I'm actually using the `python` loop in my Jacobian evaluation currently so I
can get ~60X speedup using ufuncify with Fortran 95 code. And I can get a 3X
speedup on my lambify code for the constraints.

Other notes of interest:

- Assuming the number of expressions is much greater than the number of
evaluations, the loop on the expressions with NumPy expression evaluations,
`numpy`, is pretty fast and is 2X faster than the default lambdify method. You can even speed up lambdify by simply computing each expression in the matrix seperately. - The three Cython/C based methods all give about the same speed.
- I don't know why the Fortran backend is faster. But I've seen a number of other benchmarks that show Fortran is generally faster than C for these kinds of things.
- I'd like to get the ufuncify_f2py version working for evaluating all the matrix entries in the same loop. Common sub expressions may help there too depending on whether the Fortran compiler does this or not.

The working code is avaiable in this gist:

https://gist.github.com/moorepants/6ef8ab450252789a1411

# Update (September 11, 2014)

My PI was curious how these speeds compare to Matlab, so I wrote two Matlab
functions that mirror `eval_matrix_loop_python` and
`eval_matrix_loop_numpy`. The code is in the gist and these are the results:

>> version ans = 8.3.0.532 (R2014a) >> test_matrix_eval ------------------------------------ Mean time to evaluate the loop 0.1158 s Ratio to the Python loop benchmark time is 1.18 Ratio to the Python vectorized time is 0.03 ------------------------------------ Mean time to evaluate the vectorized loop 0.0026 s Ratio to the Python loop benchmark time is 53.60 Ratio to the Python vectorized time is 1.24 ------------------------------------

Matlab beats Python on both functions in this case but not by leaps and bounds.

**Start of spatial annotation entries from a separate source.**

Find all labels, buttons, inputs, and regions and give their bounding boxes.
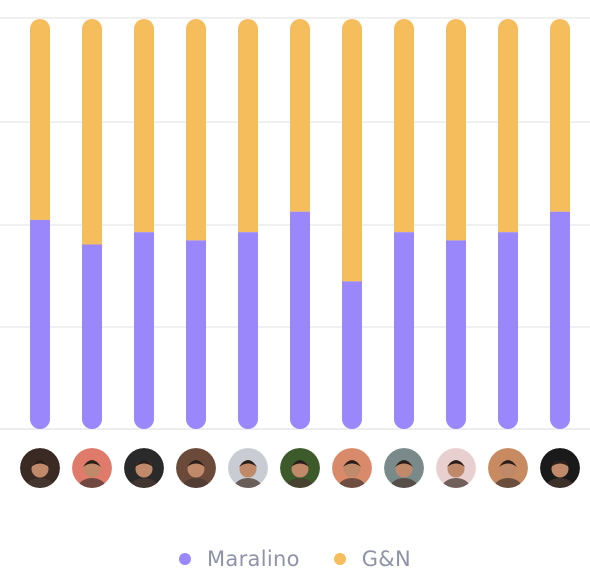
legend-marker-maralino [179,553,191,565]
legend: Maralino G&N [0,541,590,577]
bar-gn[interactable] [186,19,206,241]
bar-gn[interactable] [30,19,50,220]
avatar-icon [20,448,60,488]
bar-maralino[interactable] [446,240,466,429]
bar-maralino[interactable] [498,232,518,429]
bar-column[interactable] [550,19,570,429]
bar-column[interactable] [134,19,154,429]
avatar-icon [176,448,216,488]
avatar-icon [280,448,320,488]
bar-column[interactable] [238,19,258,429]
bar-maralino[interactable] [134,232,154,429]
bar-column[interactable] [290,19,310,429]
legend-marker-gn [333,553,346,565]
legend-item-gn[interactable]: G&N [333,547,411,571]
avatar-icon [228,448,268,488]
bar-gn[interactable] [498,19,518,233]
bar-maralino[interactable] [342,281,362,429]
bar-column[interactable] [394,19,414,429]
avatar-icon [332,448,372,488]
bar-maralino[interactable] [290,211,310,429]
bar-column[interactable] [498,19,518,429]
bar-maralino[interactable] [82,244,102,430]
bar-maralino[interactable] [238,232,258,429]
bar-gn[interactable] [446,19,466,241]
bar-gn[interactable] [290,19,310,212]
avatar-icon [384,448,424,488]
bar-maralino[interactable] [394,232,414,429]
legend-label-gn: G&N [361,547,411,571]
avatar-icon [540,448,580,488]
bar-maralino[interactable] [550,211,570,429]
avatar-icon [488,448,528,488]
bar-gn[interactable] [550,19,570,212]
bar-maralino[interactable] [186,240,206,429]
avatar-icon [124,448,164,488]
bar-gn[interactable] [134,19,154,233]
bar-column[interactable] [186,19,206,429]
bar-column[interactable] [82,19,102,429]
stacked-bar-chart [0,17,590,488]
avatar-icon [436,448,476,488]
bar-gn[interactable] [82,19,102,245]
bar-column[interactable] [446,19,466,429]
bar-gn[interactable] [342,19,362,282]
legend-item-maralino[interactable]: Maralino [179,547,300,571]
bar-column[interactable] [342,19,362,429]
legend-label-maralino: Maralino [207,547,300,571]
bar-gn[interactable] [394,19,414,233]
avatar-icon [72,448,112,488]
bar-gn[interactable] [238,19,258,233]
bar-column[interactable] [30,19,50,429]
bar-maralino[interactable] [30,219,50,429]
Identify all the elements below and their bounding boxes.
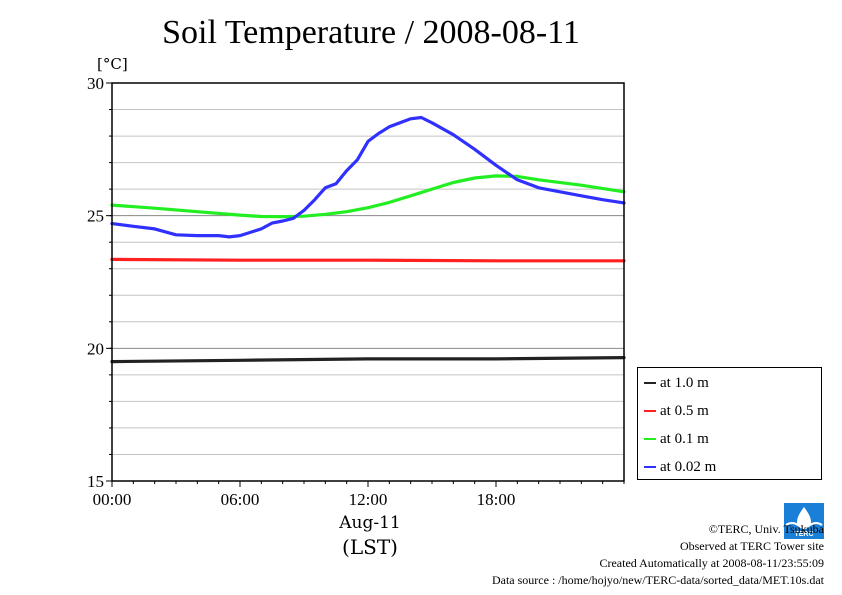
logo-text: TERC: [794, 531, 813, 538]
tick-labels: 15 20 25 30 00:00 06:00 12:00 18:00: [87, 74, 515, 509]
footer-source: Data source : /home/hojyo/new/TERC-data/…: [491, 573, 824, 587]
axis-ticks: [106, 82, 625, 487]
x-tick-label: 12:00: [349, 490, 388, 509]
y-axis-unit-label: [°C]: [97, 55, 128, 73]
x-tick-label: 06:00: [221, 490, 260, 509]
legend-item: at 0.1 m: [644, 428, 709, 450]
legend-swatch: [644, 438, 656, 440]
legend-swatch: [644, 410, 656, 412]
grid-lines: [112, 109, 624, 455]
footer-site: Observed at TERC Tower site: [679, 539, 824, 553]
x-axis-timezone-label: (LST): [342, 535, 398, 559]
footer-copyright: ©TERC, Univ. Tsukuba: [708, 522, 824, 536]
footer-created: Created Automatically at 2008-08-11/23:5…: [599, 556, 824, 570]
legend-item: at 0.5 m: [644, 400, 709, 422]
legend-swatch: [644, 382, 656, 384]
legend-item: at 0.02 m: [644, 456, 716, 478]
legend-swatch: [644, 466, 656, 468]
series-line-at-0-02-m: [110, 115, 626, 239]
y-tick-label: 15: [87, 472, 104, 491]
legend-label: at 0.5 m: [660, 402, 709, 419]
legend: at 1.0 m at 0.5 m at 0.1 m at 0.02 m: [637, 367, 822, 480]
y-tick-label: 25: [87, 207, 104, 226]
legend-item: at 1.0 m: [644, 372, 709, 394]
x-tick-label: 18:00: [477, 490, 516, 509]
y-tick-label: 20: [87, 339, 104, 358]
legend-label: at 0.1 m: [660, 430, 709, 447]
legend-label: at 0.02 m: [660, 458, 717, 475]
terc-logo-icon: TERC: [784, 503, 824, 539]
x-axis-date-label: Aug-11: [339, 513, 401, 533]
y-tick-label: 30: [87, 74, 104, 93]
x-tick-label: 00:00: [93, 490, 132, 509]
series-line-at-1-0-m: [110, 356, 626, 364]
series-line-at-0-5-m: [110, 257, 626, 263]
series-lines: [110, 115, 626, 364]
series-line-at-0-1-m: [110, 174, 626, 219]
footer-info: ©TERC, Univ. Tsukuba Observed at TERC To…: [492, 521, 824, 589]
legend-label: at 1.0 m: [660, 374, 709, 391]
chart-title: Soil Temperature / 2008-08-11: [162, 14, 580, 51]
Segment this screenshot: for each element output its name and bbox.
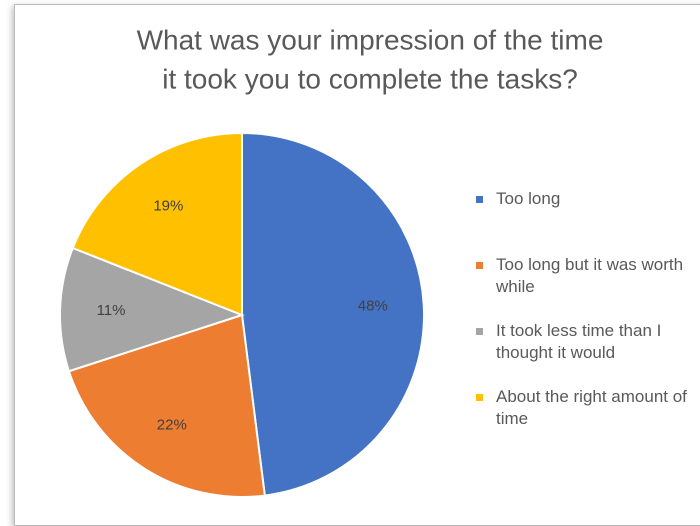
legend-swatch xyxy=(476,196,483,203)
legend-swatch xyxy=(476,262,483,269)
chart: What was your impression of the time it … xyxy=(59,24,604,498)
legend-label: About the right amount of time xyxy=(496,387,687,428)
legend-item: It took less time than I thought it woul… xyxy=(476,320,696,364)
legend-item: About the right amount of time xyxy=(476,386,696,430)
data-label: 11% xyxy=(97,302,126,319)
legend-item: Too long but it was worth while xyxy=(476,254,696,298)
chart-title: it took you to complete the tasks? xyxy=(162,63,578,94)
legend-swatch xyxy=(476,394,483,401)
pie-slice xyxy=(59,246,245,373)
legend-swatch xyxy=(476,328,483,335)
pie-slice xyxy=(67,313,266,498)
chart-title: What was your impression of the time xyxy=(137,24,604,55)
legend-item: Too long xyxy=(476,188,696,210)
page: What was your impression of the time it … xyxy=(14,4,700,526)
legend-label: It took less time than I thought it woul… xyxy=(496,321,662,362)
pie-slice xyxy=(241,131,425,497)
data-label: 19% xyxy=(153,198,183,215)
legend-label: Too long but it was worth while xyxy=(496,255,684,296)
legend: Too long Too long but it was worth while I… xyxy=(476,188,696,452)
data-label: 48% xyxy=(358,298,388,315)
data-label: 22% xyxy=(157,417,187,434)
pie-slice xyxy=(71,131,243,317)
legend-label: Too long xyxy=(496,189,561,208)
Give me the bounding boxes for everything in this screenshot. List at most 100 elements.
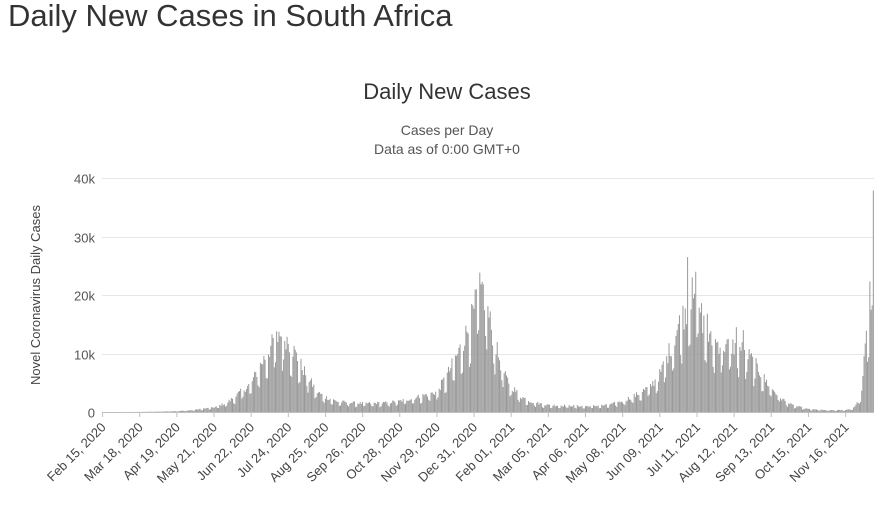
bar xyxy=(281,370,283,412)
bar xyxy=(815,409,817,412)
bar xyxy=(189,410,191,412)
bar xyxy=(853,407,855,412)
bar xyxy=(434,394,436,412)
bar xyxy=(588,406,590,412)
bar xyxy=(522,397,524,412)
chart-subtitle-line-1: Cases per Day xyxy=(401,122,494,138)
bar xyxy=(389,403,391,412)
bar xyxy=(843,410,845,412)
bar xyxy=(817,409,819,412)
bar xyxy=(162,411,164,412)
bar xyxy=(617,402,619,412)
bar xyxy=(593,405,595,412)
bar xyxy=(212,407,214,412)
bar xyxy=(528,401,530,412)
bar xyxy=(486,349,488,412)
bar xyxy=(309,380,311,412)
bar xyxy=(609,404,611,412)
bar xyxy=(320,394,322,412)
bar xyxy=(251,381,253,412)
bar xyxy=(355,407,357,412)
bar xyxy=(423,395,425,412)
bar xyxy=(840,410,842,412)
bar xyxy=(262,364,264,412)
bar xyxy=(841,409,843,412)
bar xyxy=(689,344,691,412)
bar xyxy=(596,406,598,412)
bar xyxy=(359,402,361,412)
bar xyxy=(175,411,177,412)
bar xyxy=(406,400,408,412)
bar xyxy=(724,352,726,412)
bar xyxy=(634,396,636,412)
bar xyxy=(356,406,358,412)
bar xyxy=(431,392,433,412)
bar xyxy=(373,402,375,412)
bar xyxy=(696,337,698,412)
bar xyxy=(463,350,465,412)
bar xyxy=(447,366,449,412)
bar xyxy=(547,404,549,412)
bar xyxy=(647,395,649,412)
bar xyxy=(629,399,631,412)
bar xyxy=(204,408,206,412)
bar xyxy=(594,406,596,412)
bar xyxy=(379,407,381,412)
bar xyxy=(301,370,303,412)
bar xyxy=(461,372,463,412)
bar xyxy=(790,403,792,412)
bar xyxy=(438,388,440,412)
bar xyxy=(737,368,739,412)
bar xyxy=(459,344,461,412)
bar xyxy=(360,403,362,412)
bar xyxy=(633,393,635,412)
bar xyxy=(449,371,451,412)
bar xyxy=(492,345,494,412)
bar xyxy=(537,401,539,412)
bar xyxy=(458,347,460,412)
bar xyxy=(290,375,292,412)
bar xyxy=(323,403,325,412)
bar xyxy=(299,382,301,412)
bar xyxy=(430,392,432,412)
bar xyxy=(257,385,259,412)
bar xyxy=(579,406,581,412)
bar xyxy=(697,333,699,412)
bar xyxy=(287,343,289,412)
bar xyxy=(343,400,345,412)
bar xyxy=(339,405,341,412)
bar xyxy=(665,377,667,412)
bar xyxy=(649,383,651,412)
bar xyxy=(432,393,434,412)
bar xyxy=(856,402,858,412)
bar xyxy=(829,410,831,412)
bar xyxy=(778,401,780,412)
bar xyxy=(173,411,175,412)
bar xyxy=(286,336,288,412)
bar xyxy=(613,401,615,412)
bar xyxy=(533,405,535,412)
bar xyxy=(478,330,480,412)
bar xyxy=(283,359,285,412)
bar xyxy=(557,405,559,412)
bar xyxy=(641,391,643,412)
bar xyxy=(495,354,497,412)
bar xyxy=(705,362,707,412)
bar xyxy=(226,405,228,412)
bar xyxy=(552,405,554,412)
bar xyxy=(766,379,768,412)
bar xyxy=(197,409,199,412)
bar xyxy=(581,405,583,412)
bar xyxy=(499,360,501,412)
bar xyxy=(256,376,258,412)
bar xyxy=(630,399,632,412)
bar xyxy=(509,396,511,412)
bar xyxy=(580,406,582,412)
bar xyxy=(220,405,222,412)
bar xyxy=(530,402,532,412)
bar xyxy=(374,402,376,412)
bar xyxy=(811,410,813,412)
bar xyxy=(620,401,622,412)
bar xyxy=(793,408,795,412)
bar xyxy=(636,392,638,412)
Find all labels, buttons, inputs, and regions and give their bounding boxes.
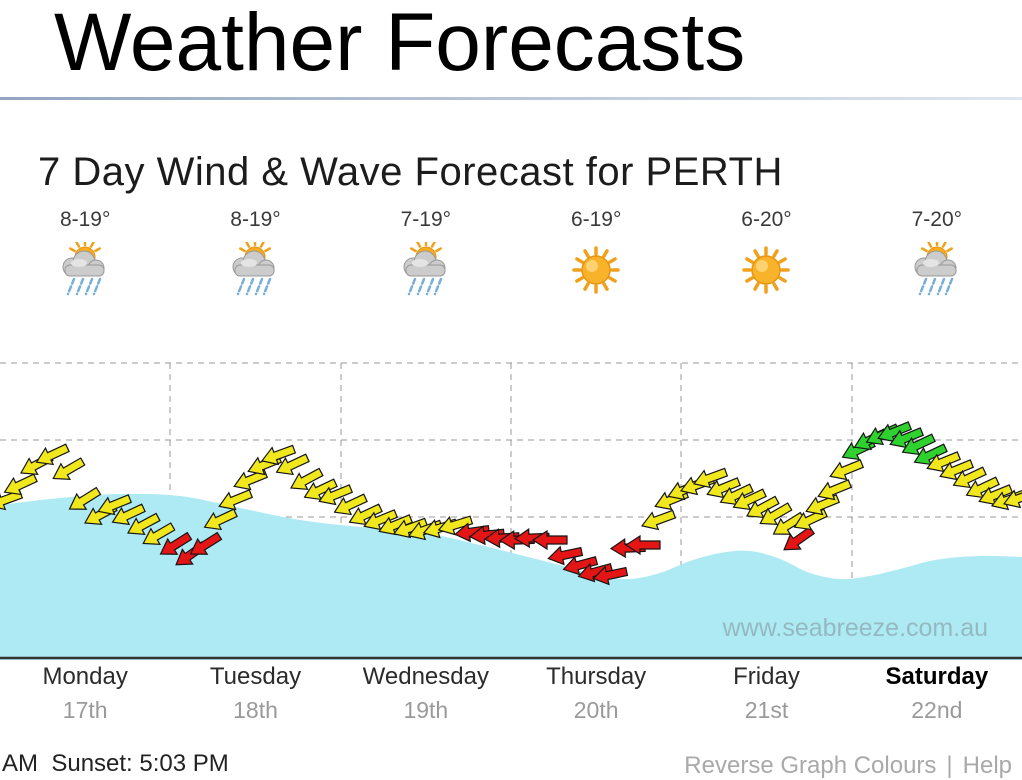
wind-arrow <box>978 484 1014 506</box>
day-date: 19th <box>403 697 449 723</box>
day-header-friday: 6-20° <box>681 208 851 302</box>
sun-icon <box>734 242 798 302</box>
day-name: Friday <box>733 663 800 690</box>
reverse-graph-colours-link[interactable]: Reverse Graph Colours <box>684 752 937 779</box>
wind-arrow <box>746 495 780 519</box>
day-header-wednesday: 7-19° <box>341 208 511 302</box>
forecast-day-header-row: 8-19° 8-19° 7-19° 6-19° 6-20° 7-20° <box>0 208 1022 302</box>
day-name: Tuesday <box>209 663 302 690</box>
day-label-wednesday: Wednesday 19th <box>341 663 511 724</box>
wind-arrow <box>260 444 297 466</box>
wind-arrow <box>817 479 853 501</box>
wind-arrow <box>363 509 399 531</box>
day-name: Wednesday <box>362 663 489 690</box>
wind-arrow <box>189 531 223 555</box>
wind-arrow <box>35 443 70 466</box>
day-axis-row: Monday 17th Tuesday 18th Wednesday 19th Thursd… <box>0 663 1022 724</box>
wind-wave-chart: www.seabreeze.com.au <box>0 362 1022 660</box>
wind-arrow <box>829 459 865 481</box>
wind-arrow <box>592 565 629 586</box>
wind-arrow <box>318 484 354 506</box>
day-label-saturday: Saturday 22nd <box>852 663 1022 724</box>
wind-arrow <box>624 534 661 556</box>
day-date: 17th <box>62 697 108 723</box>
day-temp-range: 8-19° <box>230 208 281 231</box>
day-temp-range: 6-20° <box>741 208 792 231</box>
wind-arrow <box>719 483 754 506</box>
day-temp-range: 7-19° <box>400 208 452 231</box>
day-temp-range: 8-19° <box>59 208 111 231</box>
day-date: 22nd <box>911 697 963 723</box>
help-link[interactable]: Help <box>962 752 1012 779</box>
sun-icon <box>564 242 628 302</box>
wind-arrow <box>772 511 806 535</box>
day-header-monday: 8-19° <box>0 208 170 302</box>
rain-cloud-icon <box>223 238 287 302</box>
wind-arrow <box>333 493 368 516</box>
day-date: 20th <box>573 697 619 723</box>
day-label-tuesday: Tuesday 18th <box>170 663 340 724</box>
wind-arrow <box>706 477 742 499</box>
wind-arrow <box>640 509 677 531</box>
day-date: 21st <box>744 697 789 723</box>
wind-arrow <box>303 478 338 501</box>
wind-arrow <box>127 512 161 536</box>
wind-arrow <box>877 421 913 443</box>
day-header-tuesday: 8-19° <box>170 208 340 302</box>
wind-arrow <box>547 545 584 566</box>
wind-arrow <box>692 467 729 489</box>
forecast-heading: 7 Day Wind & Wave Forecast for PERTH <box>38 150 783 194</box>
day-name: Saturday <box>885 663 989 690</box>
day-temp-range: 7-20° <box>911 208 963 231</box>
wind-arrow <box>348 503 383 526</box>
wind-arrow <box>159 531 193 555</box>
wind-arrow <box>889 427 925 449</box>
wind-arrow <box>531 529 568 551</box>
day-name: Thursday <box>546 663 647 690</box>
day-label-monday: Monday 17th <box>0 663 170 724</box>
wind-arrow <box>275 453 310 476</box>
day-header-saturday: 7-20° <box>852 208 1022 302</box>
day-temp-range: 6-19° <box>570 208 622 231</box>
day-header-thursday: 6-19° <box>511 208 681 302</box>
chart-footer-links: Reverse Graph Colours | Help <box>684 752 1012 780</box>
wind-arrow <box>939 459 975 481</box>
wind-arrow <box>290 467 324 491</box>
wave-area <box>0 493 1022 660</box>
day-label-thursday: Thursday 20th <box>511 663 681 724</box>
wind-arrow <box>3 473 38 496</box>
wind-arrow <box>142 522 176 545</box>
day-label-friday: Friday 21st <box>681 663 851 724</box>
wind-arrow <box>68 486 102 510</box>
wind-arrow <box>218 489 254 511</box>
wind-arrow <box>562 555 599 576</box>
wind-arrow <box>965 476 1000 499</box>
rain-cloud-icon <box>53 238 117 302</box>
sunset-time-text: AM Sunset: 5:03 PM <box>2 750 229 777</box>
wind-arrow <box>111 503 146 526</box>
wind-arrow <box>759 502 793 525</box>
wind-arrow <box>952 466 987 489</box>
title-underline <box>0 97 1022 100</box>
wind-arrow <box>926 451 962 473</box>
link-separator: | <box>946 752 953 779</box>
rain-cloud-icon <box>394 238 458 302</box>
wind-arrow <box>901 433 936 456</box>
wind-arrow <box>97 494 133 516</box>
wind-arrow <box>913 443 948 466</box>
day-name: Monday <box>42 663 128 690</box>
day-date: 18th <box>233 697 278 723</box>
page-title: Weather Forecasts <box>54 0 746 88</box>
wind-arrow <box>1002 487 1022 509</box>
wind-arrow <box>52 457 86 480</box>
watermark: www.seabreeze.com.au <box>722 614 988 642</box>
rain-cloud-icon <box>905 238 969 302</box>
wind-arrow <box>732 488 767 511</box>
wind-arrow <box>203 508 238 531</box>
wind-arrow <box>437 515 474 536</box>
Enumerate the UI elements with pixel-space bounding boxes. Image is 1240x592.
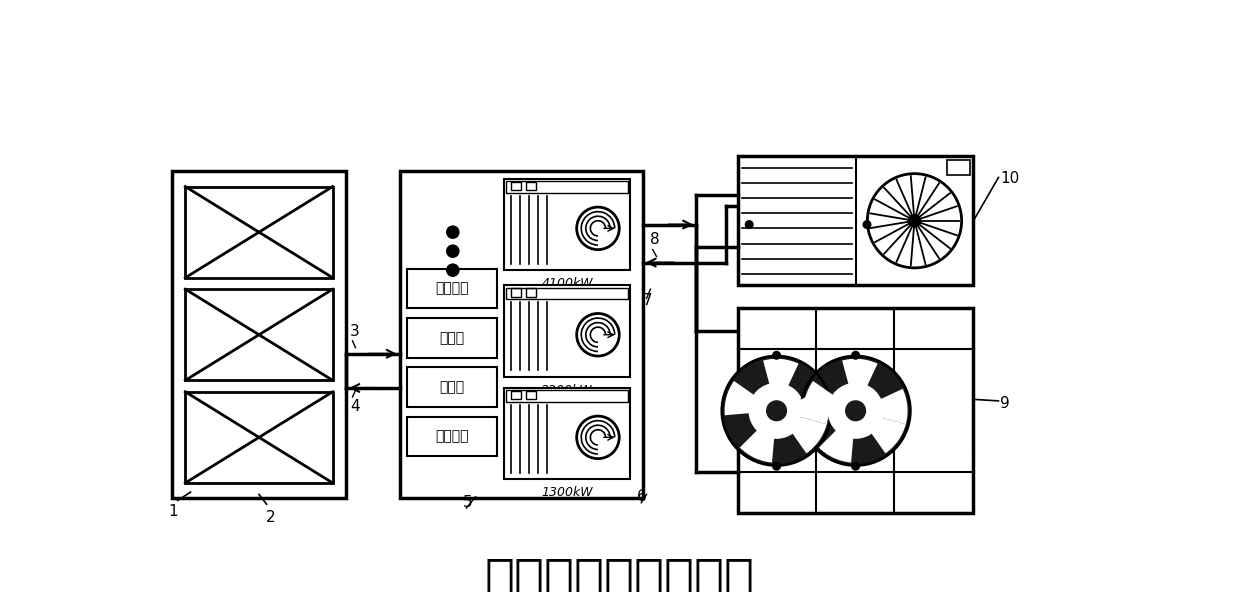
Circle shape — [773, 462, 780, 470]
Bar — [171, 171, 346, 498]
Wedge shape — [818, 411, 856, 462]
Bar — [738, 308, 973, 513]
Wedge shape — [776, 389, 828, 424]
Bar — [526, 391, 537, 400]
Circle shape — [863, 221, 870, 229]
Text: 4100kW: 4100kW — [542, 277, 593, 290]
Bar — [511, 288, 521, 297]
Bar — [526, 288, 537, 297]
Text: 4: 4 — [350, 400, 360, 414]
Bar — [505, 179, 630, 270]
Circle shape — [846, 401, 866, 420]
Text: 1: 1 — [169, 504, 177, 519]
Bar — [506, 181, 629, 192]
Text: 6: 6 — [636, 489, 646, 504]
Circle shape — [909, 215, 920, 227]
Wedge shape — [776, 411, 827, 453]
Text: 1300kW: 1300kW — [542, 487, 593, 499]
Text: 空调冷水系统示意图: 空调冷水系统示意图 — [485, 555, 755, 592]
Text: 3: 3 — [350, 324, 360, 339]
Wedge shape — [724, 381, 776, 416]
Bar — [947, 160, 970, 175]
Bar — [511, 391, 521, 400]
Text: 10: 10 — [999, 172, 1019, 186]
Circle shape — [749, 384, 804, 438]
Bar — [505, 388, 630, 479]
Bar — [185, 392, 332, 483]
Bar — [399, 171, 642, 498]
Text: M: M — [955, 163, 962, 172]
Text: 蕊发器: 蕊发器 — [439, 380, 465, 394]
Circle shape — [773, 352, 780, 359]
Text: 冷凝器: 冷凝器 — [439, 331, 465, 345]
Circle shape — [766, 401, 786, 420]
Circle shape — [852, 462, 859, 470]
Text: 冷冻水泵: 冷冻水泵 — [435, 281, 469, 295]
Wedge shape — [856, 389, 908, 424]
Text: 2: 2 — [265, 510, 275, 525]
Bar — [407, 368, 497, 407]
Circle shape — [446, 226, 459, 238]
Circle shape — [801, 356, 910, 465]
Circle shape — [722, 356, 831, 465]
Circle shape — [828, 384, 883, 438]
Bar — [407, 318, 497, 358]
Bar — [185, 186, 332, 278]
Bar — [407, 417, 497, 456]
Circle shape — [446, 264, 459, 276]
Bar — [506, 288, 629, 299]
Text: 热交换器: 热交换器 — [435, 430, 469, 443]
Bar — [506, 390, 629, 401]
Bar — [505, 285, 630, 377]
Circle shape — [745, 221, 753, 229]
Wedge shape — [856, 411, 905, 453]
Text: 9: 9 — [999, 395, 1009, 411]
Bar — [185, 289, 332, 380]
Wedge shape — [842, 359, 878, 411]
Bar — [407, 269, 497, 308]
Circle shape — [446, 245, 459, 258]
Wedge shape — [763, 359, 799, 411]
Text: 2200kW: 2200kW — [542, 384, 593, 397]
Bar — [526, 182, 537, 191]
Circle shape — [852, 352, 859, 359]
Bar — [511, 182, 521, 191]
Wedge shape — [740, 411, 776, 462]
Wedge shape — [804, 381, 856, 416]
Text: 5: 5 — [464, 494, 472, 510]
Bar — [738, 156, 973, 285]
Text: 7: 7 — [642, 293, 652, 308]
Text: 8: 8 — [651, 232, 660, 247]
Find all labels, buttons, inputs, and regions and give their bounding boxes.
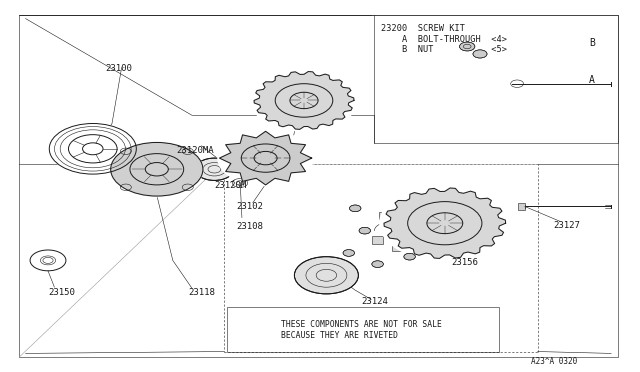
Circle shape — [343, 250, 355, 256]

Matlab as a JIT since version 6.5 that helps speed up loops and Pure python doesn't. There are several JITs for Python (pypy, numba, parakeet, etc). I tried a version that grows lists in Python and PyPy and get these results:

$ python -mtimeit -s "import test_pypy" "test_pypy.eval_matrix_loop_pypy()" 10 loops, best of 3: 36.2 msec per loop $ pypy -mtimeit -s "import test_pypy" "test_pypy.eval_matrix_loop_pypy()" 100 loops, best of 3: 7.2 msec per loop

This gives an improvement but Matlab still beats PyPy. This isn't a good comparison though, as the arrays are preallocated in Matlab and not in the PyPy version.

Matlab's vectorized version is closer in speed to my generated Fortran code.

Also I created a basic function that ufuncifies a SymPy matrix all in one shot. It even uses CSE to improve things. It automatically creates what I did manually for the Cython files. New timings show the obvious, that it gives the same results and the manual one. But for large matrices, the compile times are significantly reduced. Now I need to make that function generate Fortran code and I think that will be the fastest option.

Testing results. Timing the functions. Timing: cython cython time: 0.00288254904747 s Timing: numpy_broadcast numpy_broadcast time: 0.00597401690483 s Timing: lambdify_individual lambdify_individual time: 0.00303873364131 s Timing: ufuncify_f2py ufuncify_f2py time: 0.00201614236832 s Timing: python python time: 0.119000189304 s Timing: ufuncify_cython ufuncify_cython time: 0.00293522365888 s Timing: numpy numpy time: 0.00303197193146 s Timing: c c time: 0.0029081483682 s Timing: lambdify lambdify time: 0.00599523711205 s Timing: ufuncify_matrix_cython ufuncify_matrix_cython time: 0.00292766968409 s Benchmark time: 0.119000189304 s Ratios of the timings to the benchmark time: -------------------------------------------- ufuncify_f2py ratio: 59.0237034717 cython ratio: 41.2829711983 c ratio: 40.9195729508 ufuncify_matrix_cython ratio: 40.6467266273 ufuncify_cython ratio: 40.5421198294 numpy ratio: 39.2484468836 lambdify_individual ratio: 39.1611122761 numpy_broadcast ratio: 19.9196271454 lambdify ratio: 19.8491214076

After all this, I'm not sure this is the best benchmark. I really need a benchmark that includes varying the size of the matrices and the expression length and complexity to find the best solution.